Now, I’m the kind of guy that’s drawn to technology in general. However, I admit I’ve looked at, and dismissed, Realm Works more than once in the past. It doesn’t exactly look flashy when seen on the floor at a convention. It can be hard to envision how it will fit into a DM’s style. Recently, when starting to plan and worldbuild for a new homebrew campaign, I decided I would take the plunge.

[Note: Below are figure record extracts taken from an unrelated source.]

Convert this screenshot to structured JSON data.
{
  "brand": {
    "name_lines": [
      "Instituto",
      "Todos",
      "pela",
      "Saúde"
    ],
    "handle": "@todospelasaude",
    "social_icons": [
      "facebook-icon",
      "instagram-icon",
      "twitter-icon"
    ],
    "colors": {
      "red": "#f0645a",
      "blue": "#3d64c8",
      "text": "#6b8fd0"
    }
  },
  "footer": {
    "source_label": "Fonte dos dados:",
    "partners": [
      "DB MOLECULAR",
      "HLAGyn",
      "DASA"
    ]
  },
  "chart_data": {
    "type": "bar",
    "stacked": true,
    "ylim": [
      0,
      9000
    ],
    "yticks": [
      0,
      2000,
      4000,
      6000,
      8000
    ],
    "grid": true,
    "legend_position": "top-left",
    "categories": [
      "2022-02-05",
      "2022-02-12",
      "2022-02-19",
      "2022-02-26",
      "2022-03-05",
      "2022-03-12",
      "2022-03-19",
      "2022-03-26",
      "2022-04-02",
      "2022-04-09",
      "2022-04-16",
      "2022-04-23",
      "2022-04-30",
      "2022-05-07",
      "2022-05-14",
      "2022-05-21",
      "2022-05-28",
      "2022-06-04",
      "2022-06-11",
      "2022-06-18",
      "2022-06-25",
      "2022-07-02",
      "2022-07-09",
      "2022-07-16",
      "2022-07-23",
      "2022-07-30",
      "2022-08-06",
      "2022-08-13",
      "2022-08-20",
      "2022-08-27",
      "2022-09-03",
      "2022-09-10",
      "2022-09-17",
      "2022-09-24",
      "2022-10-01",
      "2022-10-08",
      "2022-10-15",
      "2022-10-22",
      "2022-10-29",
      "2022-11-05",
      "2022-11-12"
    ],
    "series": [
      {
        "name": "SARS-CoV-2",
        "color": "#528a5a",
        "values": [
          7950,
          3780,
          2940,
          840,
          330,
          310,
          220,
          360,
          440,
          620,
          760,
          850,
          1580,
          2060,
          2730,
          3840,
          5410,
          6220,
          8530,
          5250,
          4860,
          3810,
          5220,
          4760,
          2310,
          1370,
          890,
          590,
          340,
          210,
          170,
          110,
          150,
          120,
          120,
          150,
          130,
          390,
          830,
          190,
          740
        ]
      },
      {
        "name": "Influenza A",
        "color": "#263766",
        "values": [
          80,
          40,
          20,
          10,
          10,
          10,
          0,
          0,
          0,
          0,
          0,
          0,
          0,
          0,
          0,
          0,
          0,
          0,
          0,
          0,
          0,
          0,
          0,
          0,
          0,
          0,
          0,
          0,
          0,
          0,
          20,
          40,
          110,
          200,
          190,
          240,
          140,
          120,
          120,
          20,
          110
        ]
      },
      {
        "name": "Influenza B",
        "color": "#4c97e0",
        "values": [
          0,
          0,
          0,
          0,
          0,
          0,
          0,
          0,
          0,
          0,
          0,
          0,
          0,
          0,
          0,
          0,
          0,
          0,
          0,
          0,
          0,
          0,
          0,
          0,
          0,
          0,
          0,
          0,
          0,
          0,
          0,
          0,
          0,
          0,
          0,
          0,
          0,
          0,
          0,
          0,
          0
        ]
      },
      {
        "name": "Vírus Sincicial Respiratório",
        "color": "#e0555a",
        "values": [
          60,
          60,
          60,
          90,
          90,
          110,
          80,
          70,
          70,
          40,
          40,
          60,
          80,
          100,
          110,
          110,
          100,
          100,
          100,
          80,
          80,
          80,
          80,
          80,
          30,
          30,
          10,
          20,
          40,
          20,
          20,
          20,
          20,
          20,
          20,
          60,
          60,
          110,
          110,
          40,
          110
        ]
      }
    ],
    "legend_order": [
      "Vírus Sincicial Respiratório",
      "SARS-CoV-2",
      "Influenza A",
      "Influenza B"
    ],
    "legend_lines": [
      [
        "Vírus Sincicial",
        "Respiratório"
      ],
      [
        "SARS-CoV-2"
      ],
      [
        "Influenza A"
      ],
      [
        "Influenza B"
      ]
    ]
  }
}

I’m not going to say it has a steep learning curve – in respect to using the software itself. That’s pretty simple, really. The learning curve comes in figuring out how to use it; best practices, if you will. The ability to link to other content within your “realm” (essentially a database with all the info for your world) is incredibly powerful, if used intelligently. I love that I can be writing an entry about the lord of the local castle, suddenly have an inspiration about dealings he had with a dragon in the past, and instantly create and link to a page about that dragon. I can fill in the details later, but that springboard is there. It’s organized and forever linked (unless I remove it) to the lord.
The point is the flexibility. Unlike the work I’ve done in the past – in both paper binders and a series of Word docs – Realm Works offers me a method of creative freedom that allows me to quickly jot down ideas as they come to me and – this is the important part – easily refer back to them at any time, from anywhere else in the system.
The downside of flexibility is when it becomes too flexible. You may be tempted to link and create topics for every little thing you can think of, as I did when I first started. We’re DMs; we love the details. However, that’s dangerous water, friend. Before you know it, you’ll be swimming in a sea of blue hyperlinks. It reduces readability while increasing feelings of being overwhelmed – that’s a lot of content to write.
I still feel like I haven’t totally worked out the “best” way to use it – at least for me – but I’m getting there. I’ve started to develop a method for organizing the various characters, locations, plots, and secrets of my world. I’ve already had the situation pop up in game where I was able to very quickly pull up an obscure note I wrote down and give the info to the players. I was keenly aware of the fact that the past alternative would have been sifting through my notebook because, “I know I wrote that down somewhere.”
In the end, I think the jump to using a laptop instead of my trusty notebook was the smart move – for me. It might not be for everyone, and that’s fine. I’d encourage every DM to give it a try. When you find your “groove” it’s an amazingly fun way to work.